Rob Lee, who has a background in SCADA security, responds with tact saying "Maybe we can at least drive the policy discussion with things that are at least a bit technically feasible."
He adds "You don't have to be technical, but you do have to be informed by the technical community and its priorities".
He's nicer than I am, but I'm also writing a paper with Sandro for NATO policy makers and the thesis has been bugging me for weeks on "What I want Policy Makers to know about cyber war". So here goes:
- Non-state actors are as important as States
- Data and computation don't happen in any particular geo-political place, which has wide ramifications, and you're not going to like them
- We do not know what makes for secure code or secure networks. We literally have no idea what helps and what doesn't help. So trying to apply standards or even looking for "due diligence" on security practices is often futile (c.f FTC case on the HTC Phones)

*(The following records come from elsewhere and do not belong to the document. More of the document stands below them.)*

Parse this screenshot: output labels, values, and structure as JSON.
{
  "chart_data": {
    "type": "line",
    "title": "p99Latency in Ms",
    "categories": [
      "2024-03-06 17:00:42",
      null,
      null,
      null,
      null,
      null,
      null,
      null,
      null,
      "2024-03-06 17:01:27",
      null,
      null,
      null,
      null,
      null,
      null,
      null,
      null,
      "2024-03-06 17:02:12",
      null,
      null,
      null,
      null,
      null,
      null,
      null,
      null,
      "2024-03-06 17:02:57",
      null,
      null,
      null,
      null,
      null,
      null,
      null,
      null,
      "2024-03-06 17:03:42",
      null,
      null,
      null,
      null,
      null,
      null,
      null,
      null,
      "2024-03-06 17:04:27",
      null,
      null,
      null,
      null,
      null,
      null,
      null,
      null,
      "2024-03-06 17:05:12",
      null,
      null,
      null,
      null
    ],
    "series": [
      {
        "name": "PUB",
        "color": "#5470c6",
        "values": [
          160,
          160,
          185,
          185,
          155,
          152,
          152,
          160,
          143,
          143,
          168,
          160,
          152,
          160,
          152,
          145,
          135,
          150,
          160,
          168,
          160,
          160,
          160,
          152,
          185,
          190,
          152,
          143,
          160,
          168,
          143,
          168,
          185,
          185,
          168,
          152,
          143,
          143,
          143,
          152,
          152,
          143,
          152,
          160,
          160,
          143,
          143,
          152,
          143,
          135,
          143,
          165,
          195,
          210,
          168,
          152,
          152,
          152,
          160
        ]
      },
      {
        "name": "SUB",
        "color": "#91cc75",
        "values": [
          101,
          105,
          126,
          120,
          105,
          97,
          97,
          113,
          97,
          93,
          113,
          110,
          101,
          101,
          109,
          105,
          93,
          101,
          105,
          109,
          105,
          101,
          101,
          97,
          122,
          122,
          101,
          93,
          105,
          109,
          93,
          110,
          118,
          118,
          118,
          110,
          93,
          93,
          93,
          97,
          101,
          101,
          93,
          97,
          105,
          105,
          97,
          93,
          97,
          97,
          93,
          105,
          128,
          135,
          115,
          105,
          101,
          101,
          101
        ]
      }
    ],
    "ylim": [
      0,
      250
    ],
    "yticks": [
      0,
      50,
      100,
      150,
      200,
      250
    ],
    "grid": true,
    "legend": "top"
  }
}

- Almost all the useful historical data on cyber is highly classified, and this makes it hard to make policy, and if you don't have data, you should not make policy (c.f. the Vulnerability Equities Process) because what you're doing is probably super wrong
- Surveillance software is the exact same thing as intrusion detection software
- Intrusion software is the exact same thing as security assessment and penetration testing software
- Packets cannot be "American or Foreign" which means a lot of our intel community is using outdated laws and practices
- States cannot hope to control or even know what cyber operations take place "within their borders" because the very concept makes almost no sense
- Releasing information on vulnerabilities has far ranging consequences both in the future and for your past operations and it's unlikely to useful to have simple policies on these sorts of things
- No team is entirely domestic anymore - every organization and company is multi-national to the core
- In the cyber world, academia is almost entirely absent from influential thought leadership. This was not the case in the nuclear age when our policy structures were born, and all the top nuclear scientists worked at Universities. The culture of cyber thinkers (and hence doers) is a strange place, and in ways that will both astonish and annoy you, but also in ways which are strategically relevant.
- Give up thinking about "Defense" and "Offense" and start thinking about what is being controlled by what, or in other words what thing is being informed or instrumented or manipulated by what other thing
- Monitoring and manipulation are basically the same thing and have the same risks
- Software does not have a built in "intent". In fact, code and data are the same thing. Think of it this way, if I control everything you see and hear, can I control what you do? That's because code and data are the same, like energy and matter.
If I had to answer Susan's question, I'd say the less tactful version of Rob's answer. Which is that in fact we are now in a place where those cabbage patch dolls are becoming prominent. Look at John De Long, who was a technologist sitting next to me before he became a lawyer, and Lily Ablon, and Ryan Speers, Rob Joyce, and a host of others, who all have deep technological experience before they became policy people. It's just the other side of the story is that every Belfer center post-grad or "Cyber Law and Policy Professor" with no CS experience of any kind has to leave the field and go spend some time doing bug bounties or pen testing or incident response for a while to get some chops.
But think of it this way, the soccer game's score is 0-12, and not in your favor. Wouldn't you want to change the lineup for the second half?